Possibly the most prolific artist in Atlanta, Michi's work seems to be on constant display in one gallery space or another, often partnering up with John Tindel as TindelMichi or recently with Dosa Kim for a show at Beep Beep or in a team of six at Whitespace. But despite the quick succession of works, Michi new solo show, "Comfort Kills Pursuit: Fight!", in Eyedrum's Small Gallery is something altogether new and challenging, electing to focus more on sculptural installation than painting.
In some ways this show is a continuation of Michi's work, expounding on the use of the same tar-like black paint seen in the "Br'er" show, except that this work breaks from of the wood panel surface, breaks from the limitations of more commodified artwork, gets dirtier, drips paint down the walls, and incorporates the exhibition space fully into the work.

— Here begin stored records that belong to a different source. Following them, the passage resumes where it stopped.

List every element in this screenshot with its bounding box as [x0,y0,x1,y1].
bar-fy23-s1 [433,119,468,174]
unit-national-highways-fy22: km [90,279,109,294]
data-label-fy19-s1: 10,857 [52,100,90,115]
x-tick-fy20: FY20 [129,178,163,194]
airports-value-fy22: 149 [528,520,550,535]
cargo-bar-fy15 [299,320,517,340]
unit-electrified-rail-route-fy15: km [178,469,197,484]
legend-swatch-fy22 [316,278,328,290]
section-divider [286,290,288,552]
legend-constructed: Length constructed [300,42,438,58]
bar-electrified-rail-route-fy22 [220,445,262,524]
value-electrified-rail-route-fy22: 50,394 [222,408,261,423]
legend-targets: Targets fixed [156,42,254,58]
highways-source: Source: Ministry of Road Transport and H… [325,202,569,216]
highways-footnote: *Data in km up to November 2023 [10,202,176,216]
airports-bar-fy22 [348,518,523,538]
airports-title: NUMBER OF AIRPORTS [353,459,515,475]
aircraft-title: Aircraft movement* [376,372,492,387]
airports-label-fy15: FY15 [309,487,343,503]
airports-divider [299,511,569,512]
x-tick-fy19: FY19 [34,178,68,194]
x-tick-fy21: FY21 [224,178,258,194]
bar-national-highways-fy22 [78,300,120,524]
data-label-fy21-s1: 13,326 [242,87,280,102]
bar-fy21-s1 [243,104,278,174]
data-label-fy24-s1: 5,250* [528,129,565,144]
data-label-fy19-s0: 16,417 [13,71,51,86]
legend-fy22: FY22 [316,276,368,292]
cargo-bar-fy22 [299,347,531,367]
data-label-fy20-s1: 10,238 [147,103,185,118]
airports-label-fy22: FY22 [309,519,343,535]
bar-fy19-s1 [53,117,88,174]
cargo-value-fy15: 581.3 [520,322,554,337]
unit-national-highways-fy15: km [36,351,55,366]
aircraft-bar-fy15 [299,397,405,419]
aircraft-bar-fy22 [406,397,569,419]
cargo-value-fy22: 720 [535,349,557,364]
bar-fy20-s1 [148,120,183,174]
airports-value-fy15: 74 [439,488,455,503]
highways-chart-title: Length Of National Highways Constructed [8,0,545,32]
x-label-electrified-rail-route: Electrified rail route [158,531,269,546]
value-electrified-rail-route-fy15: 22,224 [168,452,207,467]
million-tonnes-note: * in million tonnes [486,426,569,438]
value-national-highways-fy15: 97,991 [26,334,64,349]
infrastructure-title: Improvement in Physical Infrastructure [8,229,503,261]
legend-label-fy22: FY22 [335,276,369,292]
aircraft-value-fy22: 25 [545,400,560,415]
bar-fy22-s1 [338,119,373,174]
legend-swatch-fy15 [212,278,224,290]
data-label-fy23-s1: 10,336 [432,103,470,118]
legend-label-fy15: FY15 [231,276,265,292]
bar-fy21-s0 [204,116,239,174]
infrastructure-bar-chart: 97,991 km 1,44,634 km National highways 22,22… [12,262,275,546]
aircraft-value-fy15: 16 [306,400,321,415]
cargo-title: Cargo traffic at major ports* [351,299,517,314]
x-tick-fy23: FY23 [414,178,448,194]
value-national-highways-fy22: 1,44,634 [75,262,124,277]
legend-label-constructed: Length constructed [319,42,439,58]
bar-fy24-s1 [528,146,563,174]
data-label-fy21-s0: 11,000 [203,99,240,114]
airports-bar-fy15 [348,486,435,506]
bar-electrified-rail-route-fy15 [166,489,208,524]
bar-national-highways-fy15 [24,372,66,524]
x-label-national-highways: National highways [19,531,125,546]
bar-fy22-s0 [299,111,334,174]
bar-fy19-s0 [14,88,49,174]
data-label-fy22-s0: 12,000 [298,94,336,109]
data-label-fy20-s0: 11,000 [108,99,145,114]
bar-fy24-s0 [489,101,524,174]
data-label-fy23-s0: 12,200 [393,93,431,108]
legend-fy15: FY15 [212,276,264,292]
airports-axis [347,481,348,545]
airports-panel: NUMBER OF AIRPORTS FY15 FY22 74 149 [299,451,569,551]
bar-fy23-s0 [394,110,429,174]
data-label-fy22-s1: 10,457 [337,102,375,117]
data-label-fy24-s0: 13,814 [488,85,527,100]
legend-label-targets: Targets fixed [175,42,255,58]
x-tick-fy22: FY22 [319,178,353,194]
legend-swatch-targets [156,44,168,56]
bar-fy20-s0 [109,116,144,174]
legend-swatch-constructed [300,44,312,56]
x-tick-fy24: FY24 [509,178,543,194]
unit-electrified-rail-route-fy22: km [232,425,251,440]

There is an interesting dichotomy of purpose in Michi's work that seems particularly at play in this show. The work is not literal (despite using text) and is not easily decipherable but this is because Michi's work speaks to many different plights and many histories at once. Michi deals with the history of racial tensions between white and blacks, "I am fighting for liberation from a history of images that portray black males as strange fruit, machinery, and property." while also existing in this world as a quest-driven artist, and questioning this throughout his work "...have I become comfortable with the idea of art as consumer products and tailored my statements to fit the criteria for success in a commercial gallery society?" After seeing this show, my answer would be "no" and for anyone planning to see this show, or even viewing these pictures, Michi's statement is worth a read.
This piece is fantastic. The gloves representing racial tensions, the legacy of boxing, "The Great White Hope", golden like a bronze trophy of supremacy, but painted, referencing the painter and artistic ambitions.

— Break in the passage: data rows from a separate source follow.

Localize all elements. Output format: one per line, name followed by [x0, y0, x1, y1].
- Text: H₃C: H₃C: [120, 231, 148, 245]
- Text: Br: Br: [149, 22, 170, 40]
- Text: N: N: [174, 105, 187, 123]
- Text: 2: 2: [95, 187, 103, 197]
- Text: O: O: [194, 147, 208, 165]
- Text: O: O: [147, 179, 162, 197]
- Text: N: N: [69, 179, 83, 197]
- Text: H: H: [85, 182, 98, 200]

Statement: "In creative thought, The Great White Hope is the gallery. It is the stage set by its four white corners mimicking the boxing ring. It is an opponent that has eluded many of fighters or artists. We all believe in its mythical power and its collectors’ ringside seats to elevate and hype our careers to the next level just by hanging there."
Perhaps getting further at this idea of "strange fruit," is the amorphous pear/boxing bag that is torn and leaking cotton. There are some more thoughts on the show and an interesting text message interview here.
I left the show still chewing on the idea of artwork that directly references the artist's struggle for success. While this show straddles more difficult issues than just that, Michi views the Small Gallery as a boxing ring in which many different goals and ideologies are being fought for, including the artist's daunting tasks of being recognized and valued. The work serves as a battle cry for artists, an attack on lethargy, which is an essential stance artists must assume, but is the artwork itself the proper platform for the voicing of this? Is this self reflexive subject too insular to function as provoking art? Something to think about anyway.